U.S. equity futures rose and Treasury yields fell as investors assessed the uncertain effects of the Omicron variant on the economy.
S&P 500 futures gained 0.5% on Wednesday, a day after the benchmark posted its biggest one-day jump since March and closed just below an all-time high. Contracts for the Dow Jones Industrial Average also rose 0.5% and futures for the Nasdaq-100 rose 0.6%, indicating a good start to the session for tech stocks.
Vaccine makers Moderna and Pfizer fell 3.8% and 2.6% respectively in pre-market trade. Pfizer and BioNTech said on Wednesday that a third dose of their Covid-19 vaccine had neutralized Omicron in lab tests, but a two-dose regimen was much less effective.
In Hong Kong, China, Evergrande shares slipped 5.5% to their lowest level since the troubled real estate company’s initial public offering in 2009. Evergrande failed to make payments due on certain bonds in US dollars before a final deadline expires on Monday, potentially paving the way for a massive default. Hong Kong’s larger Hang Seng index rose less than 0.1%.
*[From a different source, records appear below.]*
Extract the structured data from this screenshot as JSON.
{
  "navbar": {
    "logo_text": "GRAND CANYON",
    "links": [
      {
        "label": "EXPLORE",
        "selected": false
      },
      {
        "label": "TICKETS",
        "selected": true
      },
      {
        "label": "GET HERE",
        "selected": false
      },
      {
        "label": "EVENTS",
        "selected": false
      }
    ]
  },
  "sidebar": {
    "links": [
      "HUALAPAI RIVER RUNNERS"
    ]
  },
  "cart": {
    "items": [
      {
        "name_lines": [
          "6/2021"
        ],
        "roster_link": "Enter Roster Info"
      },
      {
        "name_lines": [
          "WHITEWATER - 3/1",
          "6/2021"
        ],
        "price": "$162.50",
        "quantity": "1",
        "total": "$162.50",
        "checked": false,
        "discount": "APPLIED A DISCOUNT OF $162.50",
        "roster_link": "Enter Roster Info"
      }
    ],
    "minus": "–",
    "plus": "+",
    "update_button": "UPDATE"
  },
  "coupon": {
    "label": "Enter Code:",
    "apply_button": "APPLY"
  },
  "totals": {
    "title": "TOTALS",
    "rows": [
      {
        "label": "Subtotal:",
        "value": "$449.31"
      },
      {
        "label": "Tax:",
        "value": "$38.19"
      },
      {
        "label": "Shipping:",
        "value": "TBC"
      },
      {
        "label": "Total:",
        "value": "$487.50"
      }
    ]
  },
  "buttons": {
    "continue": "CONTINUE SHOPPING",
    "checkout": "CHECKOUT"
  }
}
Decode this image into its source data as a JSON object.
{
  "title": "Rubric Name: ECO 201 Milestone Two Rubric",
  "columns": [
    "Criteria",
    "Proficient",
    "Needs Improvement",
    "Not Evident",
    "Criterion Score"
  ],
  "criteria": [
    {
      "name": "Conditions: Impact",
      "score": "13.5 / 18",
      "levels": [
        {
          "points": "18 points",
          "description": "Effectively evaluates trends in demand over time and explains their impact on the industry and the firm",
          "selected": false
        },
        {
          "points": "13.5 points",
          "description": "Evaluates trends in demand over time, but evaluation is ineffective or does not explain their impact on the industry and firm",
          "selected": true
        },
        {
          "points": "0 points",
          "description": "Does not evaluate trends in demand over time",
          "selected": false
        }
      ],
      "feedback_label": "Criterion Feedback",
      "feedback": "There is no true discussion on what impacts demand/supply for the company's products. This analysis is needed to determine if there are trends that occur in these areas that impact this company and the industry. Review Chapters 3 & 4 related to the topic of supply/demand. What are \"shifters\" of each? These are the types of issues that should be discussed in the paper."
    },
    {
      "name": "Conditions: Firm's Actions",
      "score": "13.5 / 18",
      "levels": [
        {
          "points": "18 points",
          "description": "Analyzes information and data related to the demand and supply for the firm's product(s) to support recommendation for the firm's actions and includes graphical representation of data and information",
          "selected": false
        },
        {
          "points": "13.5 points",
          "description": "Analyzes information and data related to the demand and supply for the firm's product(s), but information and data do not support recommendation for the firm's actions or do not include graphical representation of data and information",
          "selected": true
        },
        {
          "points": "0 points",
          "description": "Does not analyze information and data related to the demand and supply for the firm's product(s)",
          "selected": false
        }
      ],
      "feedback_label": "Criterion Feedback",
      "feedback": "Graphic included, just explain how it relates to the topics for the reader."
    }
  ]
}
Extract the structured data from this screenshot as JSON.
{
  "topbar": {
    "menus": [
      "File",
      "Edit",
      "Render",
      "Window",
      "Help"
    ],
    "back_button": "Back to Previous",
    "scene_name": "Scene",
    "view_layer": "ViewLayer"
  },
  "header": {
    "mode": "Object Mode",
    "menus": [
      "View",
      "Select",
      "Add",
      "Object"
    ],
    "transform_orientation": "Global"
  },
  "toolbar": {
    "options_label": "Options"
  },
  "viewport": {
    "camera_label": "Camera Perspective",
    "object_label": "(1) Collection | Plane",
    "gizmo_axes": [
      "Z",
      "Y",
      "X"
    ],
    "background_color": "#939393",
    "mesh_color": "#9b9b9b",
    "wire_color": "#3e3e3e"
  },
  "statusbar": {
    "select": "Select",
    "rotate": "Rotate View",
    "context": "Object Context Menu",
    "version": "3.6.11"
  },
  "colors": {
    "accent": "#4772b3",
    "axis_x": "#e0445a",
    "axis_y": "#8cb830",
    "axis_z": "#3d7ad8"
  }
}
Elsewhere, stocks rebounded after fading when the Omicron variant first appeared in late November. Investors have highlighted evidence that Omicron could cause less severe disease than previous variants, although scientists are still evaluating its virulence and ability to evade vaccines.
“The markets in general – if you look back to 2021 – they’ve looked at any of even partial lockdown episodes or that kind of risk,” said Willem Sels, director of investments for private banking and fortune. at HSBC..
“They assume that the vaccines would be effective or partially effective.”
Mr. Sels expects more volatility. “I think we’re going to have a lot of flip-flops,” he said, pointing to an uncertain outlook for inflation and the potential for mixed economic data next year.
Global markets benefited again this week from measures taken by Beijing to stimulate the slowdown in the Chinese economy. Investors remain on the alert, however, about the Federal Reserve’s plans to tighten monetary policy to curb inflation in 2022.
One of the reasons some investors expect inflation to persist is the tight labor market. More evidence of hiring difficulties is expected to emerge with the U.S. Job Openings and Labor Turnover Survey, scheduled for 10 a.m. ET. Economists predict the data will show employers had more than 10 million vacant positions in October.
A sign of caution for investors, the yield on 10-year Treasury bills slipped to 1.464% on Wednesday from 1.479% on Tuesday. Bond yields and prices move in opposite directions.
Oil prices have prolonged a recent rally, in part because of expectations that the Organization of the Petroleum Exporting Countries and its allies could slow the pace of output growth in January. Benchmark U.S. crude futures rose 0.8% to $ 72.68 a barrel ahead of national oil supply data at 10:30 a.m.
Natural gas prices in Europe rose more than 6% after news reports that Nord Stream 2 could be shut down if Russia invaded Ukraine. The controversial gas pipeline connecting Russia and Germany was due to enter service in 2022, helping to alleviate the gas shortage in Europe.
Global stock markets were generally higher. The pan-continental Stoxx Europe 600 index rose 0.3%, led by health, travel and leisure stocks. German food delivery company HelloFresh fell more than 6% after releasing earnings forecasts for 2022 that fell short of analysts’ expectations.
The Shanghai Chinese Composite Index rose 1.2%, Japan’s Nikkei 225 1.4% and India’s BSE S&P Sensex index rose 1.8%.